The Kettlebell Press

Standing 1 arm Kettlebell Press. SteveCotterIKFF

The introduction of kettlebells to the fitness public about 15 years ago helped to repopularize the Standing Overhead Press, which had gone out of vogue in previous decades in favor of the more popular Bench Press. The Bench Press is a primary mass and strength builder for the upper body, however, the restricted range of motion it places the shoulders in can pose problems for tight shoulders, especially with heavy loads.


The Standing Overhead Press is performed on your feet and develops usable overhead strength, offering carry-over into real world applications such as placing a heavy box onto a high shelf.

Performing Standing Overhead Press with Kettlebells offers certain advantages over the Barbell equivalent. 


Because we are not perfectly symmetrical, the discrepancies between the dominant and non-dominant sides of your body creates a bilateral deficit. The weaker, non-dominant side of your body will be a “weak link” in your strength and fitness. For example, if you press 50 lbs with your Right hand, but only 40 lbs with your Left hand, the Left-side lags behind. When pressing with both hands at the same time, the weaker side deficit will hold the strong side back. A unilateral Kettlebell Press gives you the chance to work both sides independently and improve the weak, non-dominant pressing strength.


The kettlebell design lets you find a neutral hand position, so there is no hyper-extension in your wrist to cause pain or early grip fatigue. Good news for anyone who experiences wrist pain when working with the Barbell Press, and this more relaxed hand position allows for a larger volume of training.

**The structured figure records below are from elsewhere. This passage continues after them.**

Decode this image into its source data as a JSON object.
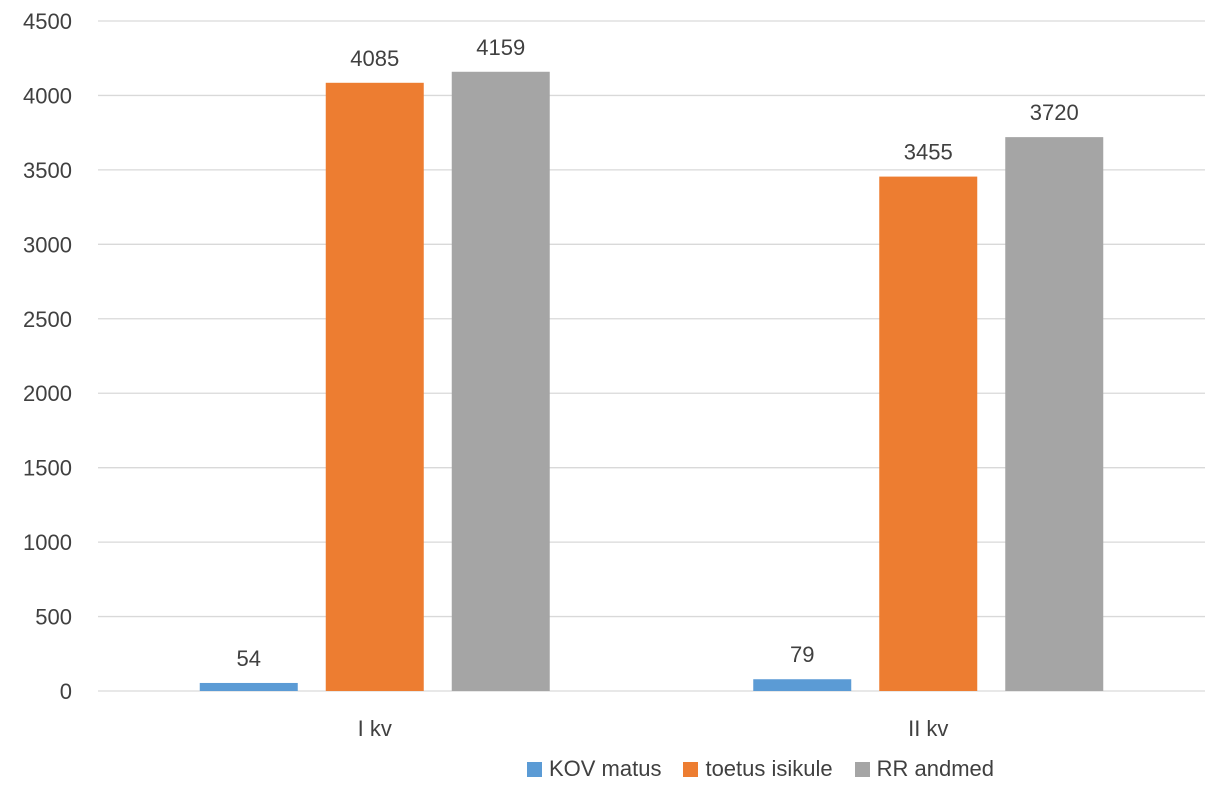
{
  "chart_data": {
    "type": "bar",
    "categories": [
      "I kv",
      "II kv"
    ],
    "series": [
      {
        "name": "KOV matus",
        "values": [
          54,
          79
        ],
        "color": "#5B9BD5"
      },
      {
        "name": "toetus isikule",
        "values": [
          4085,
          3455
        ],
        "color": "#ED7D31"
      },
      {
        "name": "RR andmed",
        "values": [
          4159,
          3720
        ],
        "color": "#A5A5A5"
      }
    ],
    "ylim": [
      0,
      4500
    ],
    "yticks": [
      0,
      500,
      1000,
      1500,
      2000,
      2500,
      3000,
      3500,
      4000,
      4500
    ],
    "grid": true,
    "legend_position": "bottom",
    "data_labels": true
  }
}
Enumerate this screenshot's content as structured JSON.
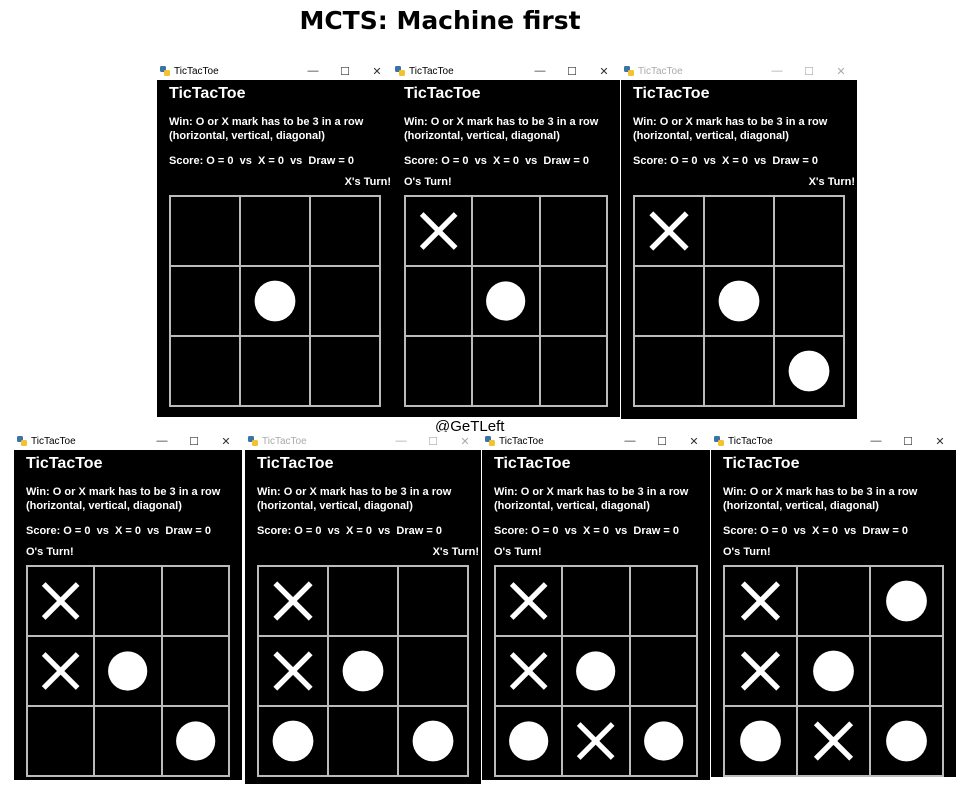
{
  "page_title": "MCTS: Machine first",
  "watermark": "@GeTLeft",
  "window_title": "TicTacToe",
  "app_heading": "TicTacToe",
  "rule_line1": "Win: O or X mark has to be 3 in a row",
  "rule_line2": "(horizontal, vertical, diagonal)",
  "score": "Score: O = 0  vs  X = 0  vs  Draw = 0",
  "controls": {
    "minimize": "—",
    "maximize": "☐",
    "close": "✕"
  },
  "colors": {
    "background": "#000000",
    "mark": "#ffffff",
    "grid": "#bbbbbb"
  },
  "snapshots": [
    {
      "turn": "X's Turn!",
      "board": [
        "",
        "",
        "",
        "",
        "O",
        "",
        "",
        "",
        ""
      ]
    },
    {
      "turn": "O's Turn!",
      "board": [
        "X",
        "",
        "",
        "",
        "O",
        "",
        "",
        "",
        ""
      ]
    },
    {
      "turn": "X's Turn!",
      "board": [
        "X",
        "",
        "",
        "",
        "O",
        "",
        "",
        "",
        "O"
      ]
    },
    {
      "turn": "O's Turn!",
      "board": [
        "X",
        "",
        "",
        "X",
        "O",
        "",
        "",
        "",
        "O"
      ]
    },
    {
      "turn": "X's Turn!",
      "board": [
        "X",
        "",
        "",
        "X",
        "O",
        "",
        "O",
        "",
        "O"
      ]
    },
    {
      "turn": "O's Turn!",
      "board": [
        "X",
        "",
        "",
        "X",
        "O",
        "",
        "O",
        "X",
        "O"
      ]
    },
    {
      "turn": "O's Turn!",
      "board": [
        "X",
        "",
        "O",
        "X",
        "O",
        "",
        "O",
        "X",
        "O"
      ]
    }
  ]
}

Increased Shoulder Range of Motion

Because of the unique design of the kettlebell, the load sits on your forearm, not in your hand. In the press, this load distribution stretches the shoulder down in the start position and extends the Range of Motion further in the overhead position. Controlled ROM is good for joint health and helps to counter-act the negative effects of gravity (downward pull) by extending your chest and shoulders, benefitting posture. 

Increased Stabilization

A Press with 2 x 35lb kettlebells is more difficult than a Press with a 70lb barbell. The total load is the same, but the kettlebells require balancing two separate implements whereas the bar is only one. Increased stability is important for joint health. Mobility without adequate stability will cause loss of control in the movement and lead to injury. 

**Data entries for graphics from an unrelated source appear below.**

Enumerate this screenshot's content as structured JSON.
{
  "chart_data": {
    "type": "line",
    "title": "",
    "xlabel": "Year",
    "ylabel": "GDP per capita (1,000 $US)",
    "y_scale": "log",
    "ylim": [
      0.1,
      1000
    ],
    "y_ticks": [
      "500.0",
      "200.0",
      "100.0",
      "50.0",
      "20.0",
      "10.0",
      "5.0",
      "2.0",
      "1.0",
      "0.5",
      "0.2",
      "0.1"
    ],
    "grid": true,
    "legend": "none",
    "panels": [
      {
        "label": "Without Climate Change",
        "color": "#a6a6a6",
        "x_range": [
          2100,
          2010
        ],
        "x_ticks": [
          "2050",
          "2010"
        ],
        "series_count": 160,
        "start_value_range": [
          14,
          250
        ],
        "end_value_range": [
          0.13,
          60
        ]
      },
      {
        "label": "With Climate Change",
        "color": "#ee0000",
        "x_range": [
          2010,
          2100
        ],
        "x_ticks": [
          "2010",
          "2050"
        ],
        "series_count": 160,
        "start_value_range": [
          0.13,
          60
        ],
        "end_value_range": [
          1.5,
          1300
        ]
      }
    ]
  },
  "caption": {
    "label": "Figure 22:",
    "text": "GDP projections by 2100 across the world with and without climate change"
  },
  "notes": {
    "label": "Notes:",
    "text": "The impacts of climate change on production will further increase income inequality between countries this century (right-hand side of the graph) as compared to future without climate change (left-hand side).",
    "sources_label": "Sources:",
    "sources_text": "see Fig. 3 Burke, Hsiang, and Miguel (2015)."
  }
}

Here is how to perform the 1 arm Kettlebell Press:

Bring a single KB to your chest. Insert your hand deep into the handle and keep your wrist straight 

Before pressing, “close” your ribcage on the side of the pressing arm, as if loading a coiled spring.

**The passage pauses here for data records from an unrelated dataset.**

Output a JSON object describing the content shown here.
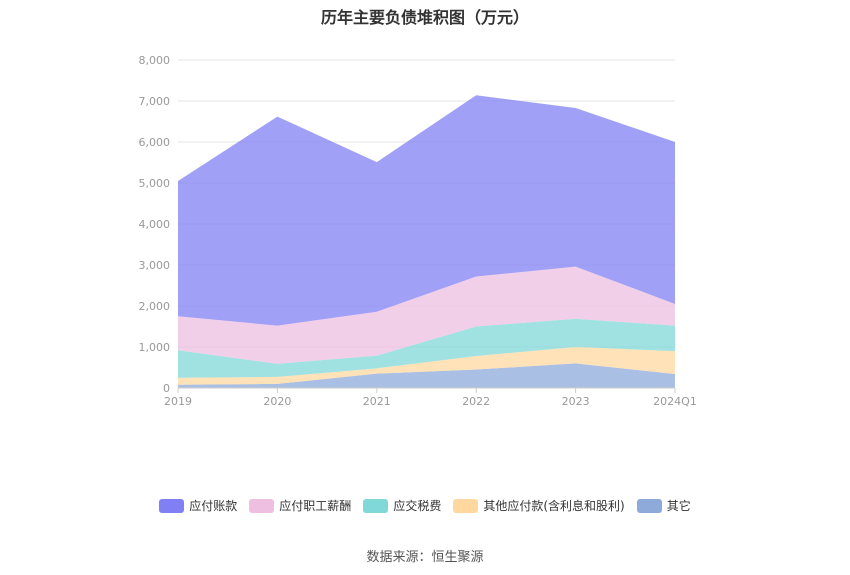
{
  "chart_data": {
    "type": "area",
    "stacked": true,
    "title": "历年主要负债堆积图（万元）",
    "categories": [
      "2019",
      "2020",
      "2021",
      "2022",
      "2023",
      "2024Q1"
    ],
    "yticks": [
      "0",
      "1,000",
      "2,000",
      "3,000",
      "4,000",
      "5,000",
      "6,000",
      "7,000",
      "8,000"
    ],
    "ylim": [
      0,
      8000
    ],
    "grid": true,
    "legend_position": "bottom",
    "series": [
      {
        "name": "其它",
        "color": "#8eaadb",
        "values": [
          80,
          100,
          350,
          450,
          600,
          340
        ]
      },
      {
        "name": "其他应付款(含利息和股利)",
        "color": "#ffd8a0",
        "values": [
          170,
          170,
          130,
          330,
          400,
          560
        ]
      },
      {
        "name": "应交税费",
        "color": "#80d8d8",
        "values": [
          670,
          320,
          310,
          720,
          690,
          620
        ]
      },
      {
        "name": "应付职工薪酬",
        "color": "#eebfe0",
        "values": [
          830,
          930,
          1070,
          1220,
          1270,
          530
        ]
      },
      {
        "name": "应付账款",
        "color": "#8080f4",
        "values": [
          3300,
          5100,
          3650,
          4420,
          3870,
          3950
        ]
      }
    ]
  },
  "source": "数据来源：恒生聚源"
}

From that compacted position, press the KB directly up until your elbow is completely extended in the  overhead Lock-out position

Keep your arm close to your head so that the KB stays in a vertical line over your feet. Find a position that feels comfortable without stress or pain in your shoulder 

Lower KB back down to your chest by moving the shoulders back slightly so the KB can fall directly down the center line

Exhale through the mouth as you squeeze your ribs at the start of the Press and exhale again as your arm reaches full overhead extension. Inhale while KB is fixed and controlled in the overhead position, then exhale sharply again as the KB drops back down to the chest.